While the State Department of Education has made an optional course on these topics available to districts for years, not all schools have chosen to use it.
“It is incredibly disturbing that we have seen an uptick in hate crimes and hate speech over the last year – including assault, bomb threats, and vandalism – in nearly every region across our country,” Governor Malloy said. “Equally as disturbing are recent statistics showing that two-thirds of American millennials don’t know what Auschwitz is and 22 percent of millennials say they haven’t heard of the Holocaust. We are simply not doing enough to teach our young people the extreme and deadly mistakes of the past. Holocaust and genocide awareness are not just essential curriculum, but critical.”
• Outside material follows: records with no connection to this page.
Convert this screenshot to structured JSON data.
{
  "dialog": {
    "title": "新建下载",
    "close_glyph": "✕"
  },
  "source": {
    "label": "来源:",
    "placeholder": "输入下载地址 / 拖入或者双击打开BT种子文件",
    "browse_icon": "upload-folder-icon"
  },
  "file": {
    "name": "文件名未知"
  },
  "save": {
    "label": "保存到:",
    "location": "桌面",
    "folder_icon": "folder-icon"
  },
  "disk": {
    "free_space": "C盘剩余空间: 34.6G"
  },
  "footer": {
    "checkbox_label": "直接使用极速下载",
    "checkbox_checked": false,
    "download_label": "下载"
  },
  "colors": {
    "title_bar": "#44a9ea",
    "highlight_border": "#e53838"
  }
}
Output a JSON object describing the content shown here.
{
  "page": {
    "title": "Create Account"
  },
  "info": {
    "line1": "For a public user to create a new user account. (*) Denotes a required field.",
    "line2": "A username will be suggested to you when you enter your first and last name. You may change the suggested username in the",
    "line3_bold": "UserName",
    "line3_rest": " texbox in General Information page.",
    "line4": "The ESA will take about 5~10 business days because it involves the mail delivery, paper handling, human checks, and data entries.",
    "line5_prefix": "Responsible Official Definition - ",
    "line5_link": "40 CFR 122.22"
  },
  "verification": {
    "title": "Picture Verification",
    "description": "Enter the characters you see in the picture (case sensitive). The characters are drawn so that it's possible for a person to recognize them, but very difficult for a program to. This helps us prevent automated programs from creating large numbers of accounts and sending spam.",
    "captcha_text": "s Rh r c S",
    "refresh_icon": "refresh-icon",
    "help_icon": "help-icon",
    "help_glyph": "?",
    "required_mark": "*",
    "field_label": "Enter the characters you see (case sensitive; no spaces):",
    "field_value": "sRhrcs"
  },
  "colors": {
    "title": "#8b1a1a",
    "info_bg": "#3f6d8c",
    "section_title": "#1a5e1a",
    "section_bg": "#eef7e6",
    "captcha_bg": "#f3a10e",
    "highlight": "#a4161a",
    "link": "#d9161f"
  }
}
“Young people must understand the devastating and permanent consequences of the Holocaust,” Lt. Governor Nancy Wyman said. “With soaring oratory and singular legislative actions that codified supremacy, the Nazis built an extermination machine that virtually wiped out East European Jewry. It’s critical that students are taught this history, not just to ensure their vigilance in preventing future genocide, but also so they recognize the opportunities they have every day to speak out against hate and injustice and recognize how racism happens. These small acts of good shape a future of equality – and they start with education.”
“Requiring this course of study will give our students a deeper and enduring understanding of the world changing events that were the Holocaust and other modern genocides but does so in way that is age-appropriate,” Education Commissioner Dianna R. Wentzell said. “In turn, our students will take this education and awareness and use it as they develop into informed, engaged and humane participants in civic life.”
“As a Holocaust survivor, educator, and spiritual leader in the Hartford community for the past 63 years, I am thrilled to see this historic legislation pass unanimously by the House and Senate and be signed into law by the Governor,” said Rabbi Philip Lazowski, who serves as a chaplain to the State Senate and has been one of the lead advocates for adopting this measure. “We must remember the horrors of the Holocaust and other genocides and teach our children so that such atrocities never happen again. Thanks to this bipartisan legislation, our children will learn about how to fight against hate, how to treat each other with humanity and make this world a better place. This is not only important for Connecticut, but can serve as a model throughout the nation. I urge teachers to fully embrace this important curriculum that will have a positive, lasting impact on generations to come.”
The new law requires all local and regional boards of education to include the topic in their social studies curriculum beginning in the 2018-19 school year. In developing and implementing the curriculum, the boards can use exiting and appropriate public or private materials, personnel, and other resources. They can also accept gifts, grants, and donations, including in-kind donations.
The legislation is Senate Bill 452, An Act Concerning the Inclusion of Holocaust and Genocide Education and Awareness in the Social Studies Curriculum. It was adopted by unanimous votes in both chambers of the Connecticut General Assembly.
Last year, Governor Malloy signed a law (Public Act 17-111) that strengthened Connecticut’s hate crime laws, making them among the strongest in the nation. That law, which made the commission of a hate crime a felony instead of a misdemeanor, came in response to recent incidents of hate across the country, including murders, assaults, bomb threats, and vandalism, directed against certain groups.